HHS has aligned its approach to cybersecurity with the Cybersecurity Act of 2015 and the Cybersecurity National Action Plan, stated the annual report to Congress on the Federal Information Security Modernization Act of 2014.
“In particular, HHS has improved its Cyber Hygiene capabilities to patch critical vulnerabilities, implemented a program to review the security protections on our High Value Assets, and significantly increased the use of Personal Identity Verification (PIV) credentials,” the report explained. “HHS is moving forward with the Continuous Diagnostics and Mitigation (CDM) program and has procured additional tools that will enhance the program.”
Report authors added that HHS has been working with the Department of Homeland Security (DHS) to improve its ability to share cyber threat indicators and defensive measures in real time.
For the report, federal agencies were evaluated across the five NIST Cybersecurity Framework core functions (Identify, Detect, Protect, Respond, and Recover).
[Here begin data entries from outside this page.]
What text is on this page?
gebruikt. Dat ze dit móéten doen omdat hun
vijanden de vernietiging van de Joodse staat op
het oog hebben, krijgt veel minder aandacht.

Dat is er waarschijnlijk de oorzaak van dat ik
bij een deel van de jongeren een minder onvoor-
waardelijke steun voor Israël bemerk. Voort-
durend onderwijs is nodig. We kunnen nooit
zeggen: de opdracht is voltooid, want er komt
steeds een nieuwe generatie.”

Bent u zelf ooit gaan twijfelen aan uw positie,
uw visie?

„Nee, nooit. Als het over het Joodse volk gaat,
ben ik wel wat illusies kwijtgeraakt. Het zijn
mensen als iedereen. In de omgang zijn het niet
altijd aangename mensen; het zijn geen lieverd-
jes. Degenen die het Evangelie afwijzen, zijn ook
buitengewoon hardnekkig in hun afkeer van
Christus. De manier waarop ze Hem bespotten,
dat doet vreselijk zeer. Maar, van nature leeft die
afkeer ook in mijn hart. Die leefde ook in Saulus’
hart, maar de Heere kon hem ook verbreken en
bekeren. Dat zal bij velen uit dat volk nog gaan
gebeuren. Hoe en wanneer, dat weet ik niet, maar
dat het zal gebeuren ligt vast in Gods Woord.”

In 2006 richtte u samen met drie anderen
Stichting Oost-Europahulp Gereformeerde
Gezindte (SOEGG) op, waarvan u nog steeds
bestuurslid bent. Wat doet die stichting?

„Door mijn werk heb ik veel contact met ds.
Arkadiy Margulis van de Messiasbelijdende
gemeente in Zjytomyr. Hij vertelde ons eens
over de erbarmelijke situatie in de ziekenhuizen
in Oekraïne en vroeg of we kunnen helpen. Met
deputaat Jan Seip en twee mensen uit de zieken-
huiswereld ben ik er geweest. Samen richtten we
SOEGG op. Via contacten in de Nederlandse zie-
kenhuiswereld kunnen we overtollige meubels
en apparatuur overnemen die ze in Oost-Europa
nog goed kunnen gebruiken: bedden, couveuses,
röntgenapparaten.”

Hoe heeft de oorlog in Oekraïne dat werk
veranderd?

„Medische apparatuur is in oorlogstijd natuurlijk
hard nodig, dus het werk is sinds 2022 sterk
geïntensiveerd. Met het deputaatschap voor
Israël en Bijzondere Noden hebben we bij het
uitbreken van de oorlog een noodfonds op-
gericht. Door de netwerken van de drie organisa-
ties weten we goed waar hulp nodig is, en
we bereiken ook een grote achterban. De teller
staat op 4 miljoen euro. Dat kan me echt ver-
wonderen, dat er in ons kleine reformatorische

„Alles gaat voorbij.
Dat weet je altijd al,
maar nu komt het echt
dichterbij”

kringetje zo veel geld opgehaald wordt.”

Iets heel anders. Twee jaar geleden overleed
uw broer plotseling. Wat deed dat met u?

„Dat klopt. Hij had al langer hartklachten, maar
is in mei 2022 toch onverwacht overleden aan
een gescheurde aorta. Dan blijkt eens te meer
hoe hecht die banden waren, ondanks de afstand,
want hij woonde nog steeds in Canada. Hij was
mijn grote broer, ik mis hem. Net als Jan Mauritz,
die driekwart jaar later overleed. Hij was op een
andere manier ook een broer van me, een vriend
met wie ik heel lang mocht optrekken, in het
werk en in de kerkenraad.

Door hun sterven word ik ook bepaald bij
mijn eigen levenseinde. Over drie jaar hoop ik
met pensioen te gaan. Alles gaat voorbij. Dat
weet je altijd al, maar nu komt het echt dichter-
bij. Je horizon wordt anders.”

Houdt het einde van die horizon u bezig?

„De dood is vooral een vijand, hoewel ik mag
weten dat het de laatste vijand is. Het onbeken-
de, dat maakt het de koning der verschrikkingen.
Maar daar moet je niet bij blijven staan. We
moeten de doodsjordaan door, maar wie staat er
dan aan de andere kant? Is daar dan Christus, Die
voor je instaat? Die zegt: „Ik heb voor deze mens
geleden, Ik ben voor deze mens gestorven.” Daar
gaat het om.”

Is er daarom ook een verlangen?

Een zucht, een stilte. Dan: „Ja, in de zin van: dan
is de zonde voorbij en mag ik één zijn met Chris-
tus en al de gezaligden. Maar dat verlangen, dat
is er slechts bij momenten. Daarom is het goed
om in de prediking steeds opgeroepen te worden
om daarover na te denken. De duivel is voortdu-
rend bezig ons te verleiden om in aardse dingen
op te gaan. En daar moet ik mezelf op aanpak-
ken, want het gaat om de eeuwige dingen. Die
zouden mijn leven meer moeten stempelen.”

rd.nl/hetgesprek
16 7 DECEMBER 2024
The Inspector General assessment found HHS to have implemented those core functions as follows:
- Identify (Level 3 – consistently implemented)
- Detect (Level 3 – consistently implemented)
- Protect (Level 2 – defined)
- Respond (Level 3 – consistently implemented)
- Recover (Level 3 – consistently implemented)
In 2016, HHS implemented a comprehensive anti-phishing program and developed the CyberCare program to disseminate security information to White House staff, the report explained. Furthermore, the agency developed a new HHS information technology (IT) Strategic Plan. The plan focused on the importance of the Federal Information Technology Acquisition Reform Act (FITARA) and described “a vision in the delivery of IT to enable the mission.”
“HHS continues to work towards implementing a department-wide CDM program to include continuously monitoring networks and systems, updating and finalizing policies and procedures, documenting Operating Division’s (OPDIV) progress to address and implement strategies and reporting through DHS dashboards,” the report authors wrote.
The agency is also conscious of areas to continue making improvements in information security, including but not limited to configuration management, identity and access management, risk management, and incident response.
“HHS also needs to ensure that all OPDIVs consistently review and remediate or address the risk presented by vulnerabilities, consistently implement account management procedures, and accurately track systems to ensure they are operating with a current and valid ATO,” stated the report. “This will strengthen the program and further enhance the HHS mission.”
HHS released its IT strategic plan earlier this year, and said that it is part of an HHS collaborative effort to fully realize all benefits of IT.
“New capabilities, including Application Programming Interfaces (APIs) and open source frameworks to support data exchange and business intelligence, ‘big data,’ and the ‘Internet of Things,’ manifest themselves in cloud-based Electronic Health Records, Telemedicine, Remote Patient Monitoring, and Wearable Technology,” wrote HHS CIO Beth Anne Killoran. “Modernizing core systems at HHS increasingly relies on these new digital technologies, fundamentally changing the way that information is created, preserved, and shared in more user-friendly and accessible ways.”
HHS explained that it wanted to focus on the IT workforce, cybersecurity and privacy, shared services, interoperability and usability, and IT management.
The agency must also improve the security and privacy posture of data and information systems, the report stated. HHS needs to effectively prevent, monitor, and rapidly respond to emerging threats and vulnerabilities.
“Improved governance and integrated technical capabilities empower HHS leadership to make risk-based decisions,” the report’s authors wrote. “By partnering with the private sector and other Federal agencies, HHS further expands its access to lessons learned and best practices, and creates two way communication of emerging threats and vulnerabilities.”